Judge Thompson dissented, and would have held that the trial court committed a structural error by denying defense counsel’s motion to withdraw.

Conviction for possession of firearm on educational property was unconstitutional where gun was found in vehicle parked in hospital parking lot.

State v. Radomski, COA23-340, ___ N.C. App. ___ (May 21, 2024). In this Orange County case, defendant appealed his conviction for possession of a firearm on education property, arguing the application of G.S. 14-269.2 to his case was unconstitutional and that the trial court erred by denying his motion to dismiss for insufficient evidence. The Court of Appeals majority agreed on both grounds, reversing the trial court and vacating defendant’s conviction.

In June of 2021, defendant drove his vehicle to UNC Hospital for treatment. Defendant was homeless at the time, and kept all his possessions, including his firearms, inside his vehicle. A UNC Hospital police officer received a report that defendant’s vehicle was suspicious, and while investigating, the officer discovered that the vehicle had no license plate or insurance coverage.
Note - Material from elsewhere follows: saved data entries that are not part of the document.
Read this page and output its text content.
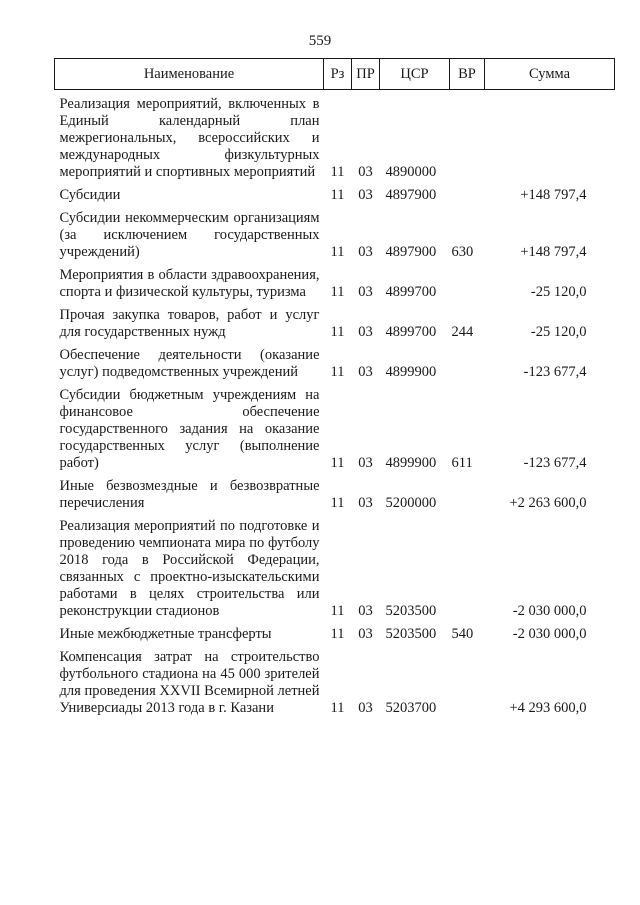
559
Наименование	Рз	ПР	ЦСР	ВР	Сумма
Реализация мероприятий, включенных в Единый календарный план межрегиональных, всероссийских и международных физкультурных мероприятий и спортивных мероприятий	11	03	4890000		
Субсидии	11	03	4897900		+148 797,4
Субсидии некоммерческим организациям (за исключением государственных учреждений)	11	03	4897900	630	+148 797,4
Мероприятия в области здравоохранения, спорта и физической культуры, туризма	11	03	4899700		-25 120,0
Прочая закупка товаров, работ и услуг для государственных нужд	11	03	4899700	244	-25 120,0
Обеспечение деятельности (оказание услуг) подведомственных учреждений	11	03	4899900		-123 677,4
Субсидии бюджетным учреждениям на финансовое обеспечение государственного задания на оказание государственных услуг (выполнение работ)	11	03	4899900	611	-123 677,4
Иные безвозмездные и безвозвратные перечисления	11	03	5200000		+2 263 600,0
Реализация мероприятий по подготовке и проведению чемпионата мира по футболу 2018 года в Российской Федерации, связанных с проектно-изыскательскими работами в целях строительства или реконструкции стадионов	11	03	5203500		-2 030 000,0
Иные межбюджетные трансферты	11	03	5203500	540	-2 030 000,0
Компенсация затрат на строительство футбольного стадиона на 45 000 зрителей для проведения XXVII Всемирной летней Универсиады 2013 года в г. Казани	11	03	5203700		+4 293 600,0
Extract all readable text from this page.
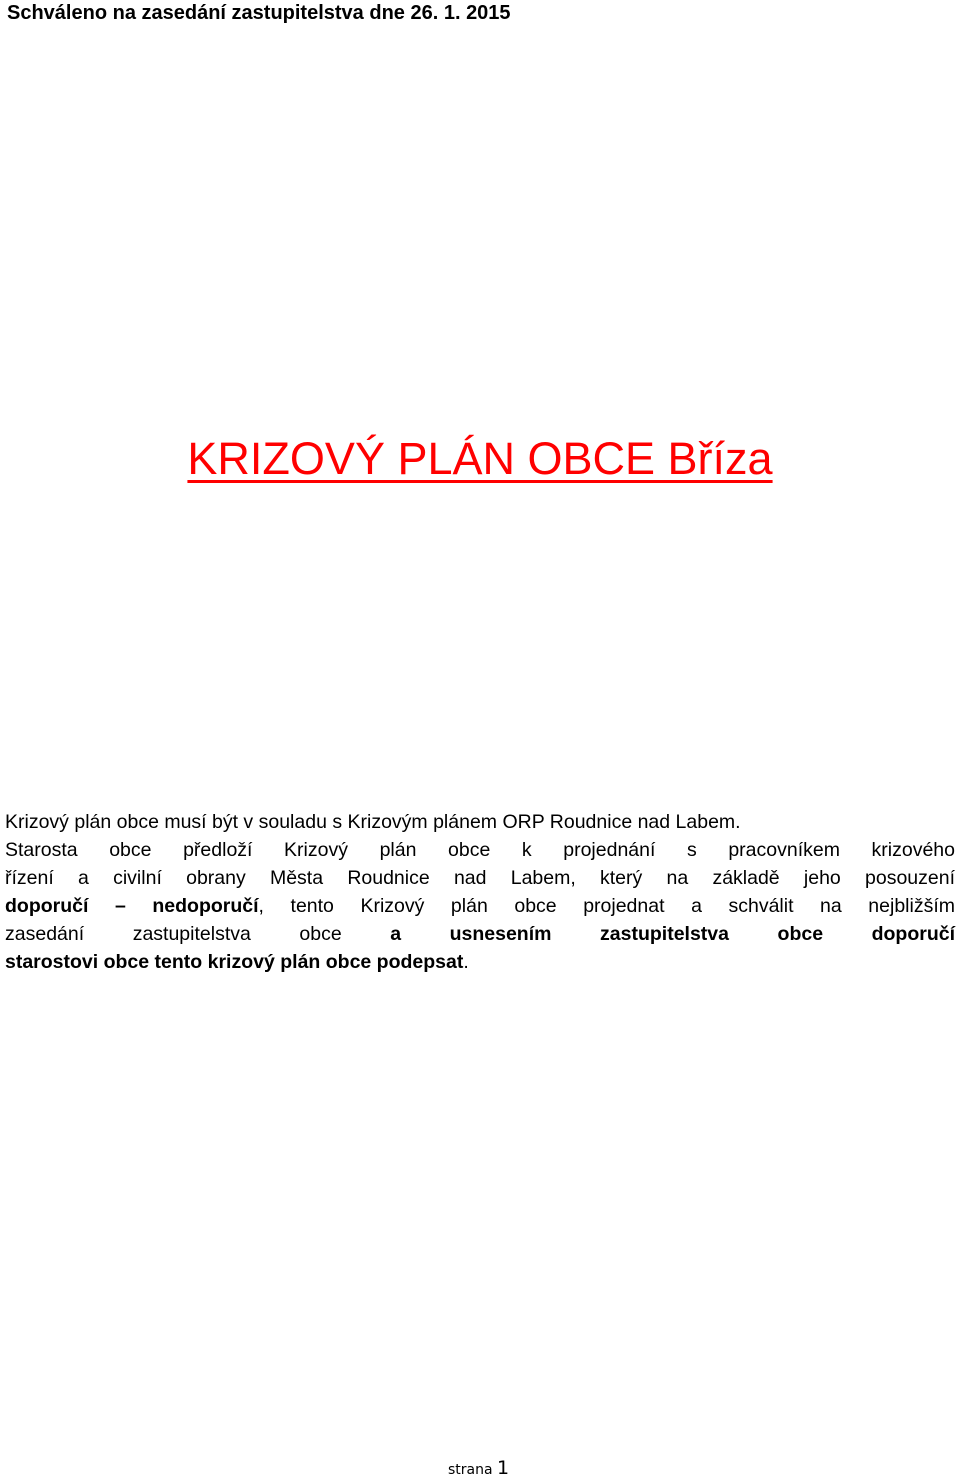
Schváleno na zasedání zastupitelstva dne 26. 1. 2015
KRIZOVÝ PLÁN OBCE Bříza
Krizový plán obce musí být v souladu s Krizovým plánem ORP Roudnice nad Labem.
Starosta obce předloží Krizový plán obce k projednání s pracovníkem krizového
řízení a civilní obrany Města Roudnice nad Labem, který na základě jeho posouzení
doporučí – nedoporučí, tento Krizový plán obce projednat a schválit na nejbližším
zasedání zastupitelstva obce a usnesením zastupitelstva obce doporučí
starostovi obce tento krizový plán obce podepsat.
strana 1
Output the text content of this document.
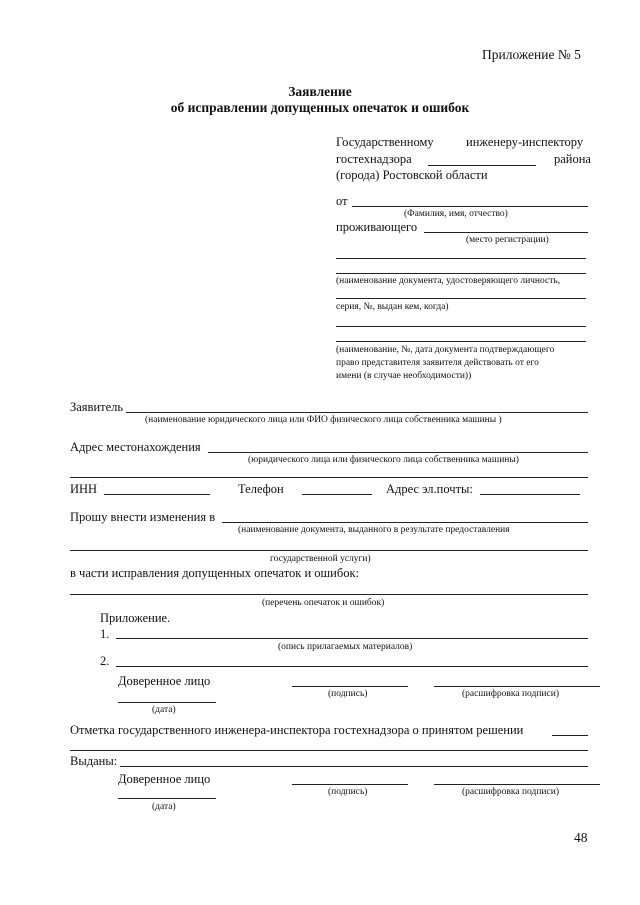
Приложение № 5
Заявление
об исправлении допущенных опечаток и ошибок
Государственному	инженеру-инспектору
гостехнадзора	района
(города) Ростовской области
от
(Фамилия, имя, отчество)
проживающего
(место регистрации)
(наименование документа, удостоверяющего личность,
серия, №, выдан кем, когда)
(наименование, №, дата документа подтверждающего
право представителя заявителя действовать от его
имени (в случае необходимости))
Заявитель
(наименование юридического лица или ФИО физического лица собственника машины )
Адрес местонахождения
(юридического лица или физического лица собственника машины)
ИНН	Телефон	Адрес эл.почты:
Прошу внести изменения в
(наименование документа, выданного в результате предоставления
государственной услуги)
в части исправления допущенных опечаток и ошибок:
(перечень опечаток и ошибок)
Приложение.
1.
(опись прилагаемых материалов)
2.
Доверенное лицо
(подпись)	(расшифровка подписи)
(дата)
Отметка государственного инженера-инспектора гостехнадзора о принятом решении
Выданы:
Доверенное лицо
(подпись)	(расшифровка подписи)
(дата)
48
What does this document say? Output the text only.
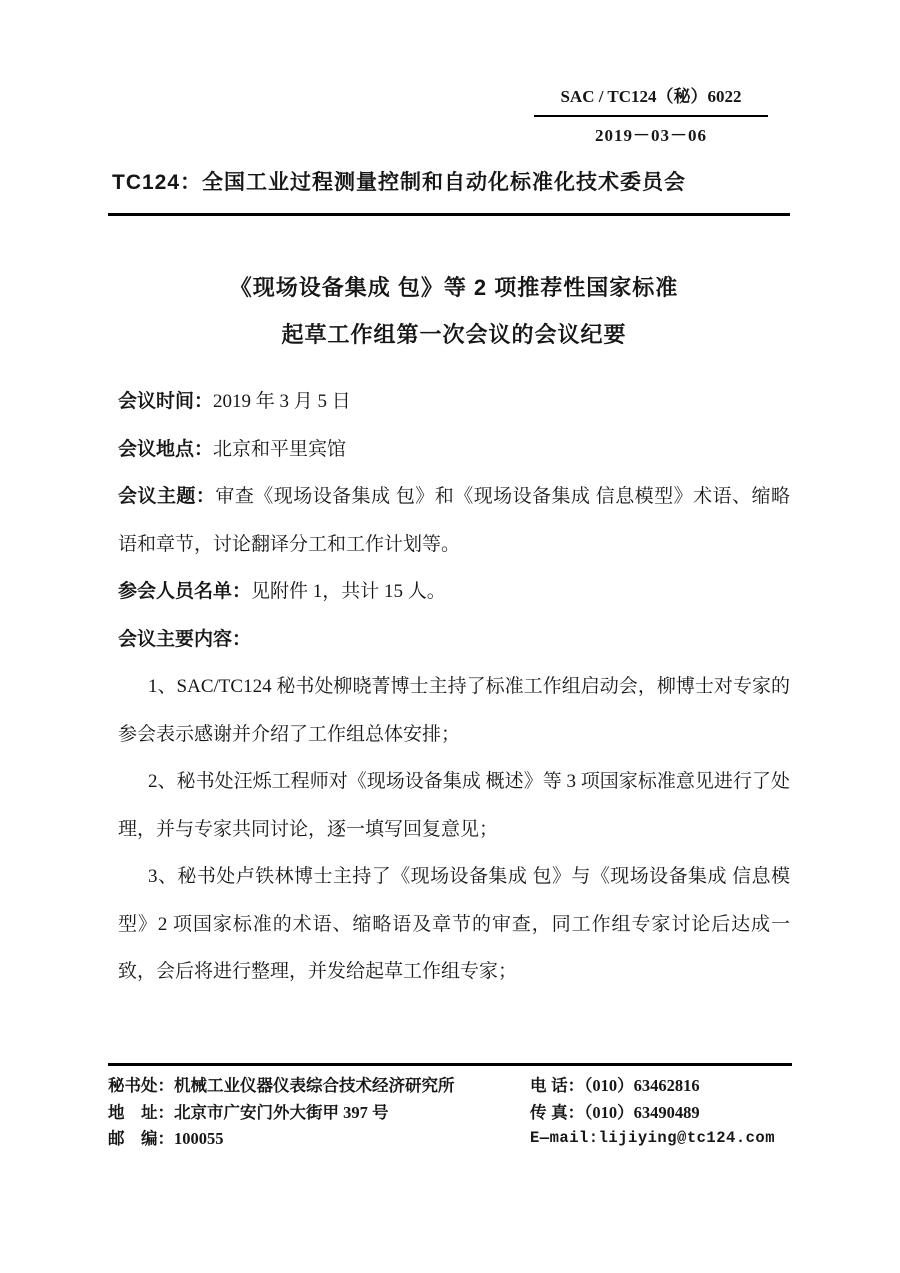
SAC / TC124（秘）6022
2019－03－06
TC124：全国工业过程测量控制和自动化标准化技术委员会
《现场设备集成 包》等 2 项推荐性国家标准
起草工作组第一次会议的会议纪要

会议时间：2019 年 3 月 5 日

会议地点：北京和平里宾馆

会议主题：审查《现场设备集成 包》和《现场设备集成 信息模型》术语、缩略语和章节，讨论翻译分工和工作计划等。

参会人员名单：见附件 1，共计 15 人。

会议主要内容：

1、SAC/TC124 秘书处柳晓菁博士主持了标准工作组启动会，柳博士对专家的参会表示感谢并介绍了工作组总体安排；

2、秘书处汪烁工程师对《现场设备集成 概述》等 3 项国家标准意见进行了处理，并与专家共同讨论，逐一填写回复意见；

3、秘书处卢铁林博士主持了《现场设备集成 包》与《现场设备集成 信息模型》2 项国家标准的术语、缩略语及章节的审查，同工作组专家讨论后达成一致，会后将进行整理，并发给起草工作组专家；

秘书处：机械工业仪器仪表综合技术经济研究所
地　址：北京市广安门外大街甲 397 号
邮　编：100055
电 话：（010）63462816
传 真：（010）63490489
E—mail:lijiying@tc124.com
The officer questioned defendant about the contents of the vehicle, and defendant admitted he had firearms inside, but that he was unaware he was on educational property. The officer cuffed defendant and searched the vehicle, finding several firearms along with ammunition. Defendant was subsequently arrested and charged with one count of possession of a firearm on educational property.

The Court of Appeals first explained that defendant failed to raise the constitutional argument at trial, but that it would invoke Rule of Appellate Procedure 2 to consider his arguments. The court then moved to the substance of defendant’s argument, that applying G.S. 14-269.2(b) to defendant under the facts of his case violated his Second Amendment rights under the “historical tradition of firearm regulation” analysis required by New York State Rifle & Pistol Ass’n, Inc. v. Bruen, 597 U.S. 1 (2022). Slip Op. at 9. The court noted that the purpose of the open-air parking lot where defendant’s vehicle was located was “not educational in nature” as it was intended to serve the hospital and could not be considered an obvious sensitive place for purposes of Bruen. Id. at 10. The court also rejected that the hospital’s “affiliation” with UNC made it qualify as a sensitive place under Bruen. Id. at 12. Under these facts, the court held that applying G.S. 14-269.2(b) to defendant would be unconstitutional, regardless of the various signs and administrative links between the hospital and the educational campus.

The court then moved to defendant’s motion to dismiss, considering whether evidence supported that defendant was on educational property and whether he knew he was on educational property. Considering the first issue, the court held “Defendant’s car was located on the UNC Chapel Hill Campus.” Id. at 15. However, the majority opinion held that the State did not present sufficient evidence of defendant’s knowledge he was on educational property. To support this holding, the court looked to the arresting officer’s testimony, concluding “[t]he State failed to present any evidence, direct or circumstantial, as to which path Defendant took, what signs he saw, or any other indication of personal knowledge that he was on educational property.” Id. at 21.

Chief Judge Dillon concurred by separate opinion as to the Second Amendment holding, but did not agree with the majority’s holding regarding insufficient evidence that defendant knew he was on educational property.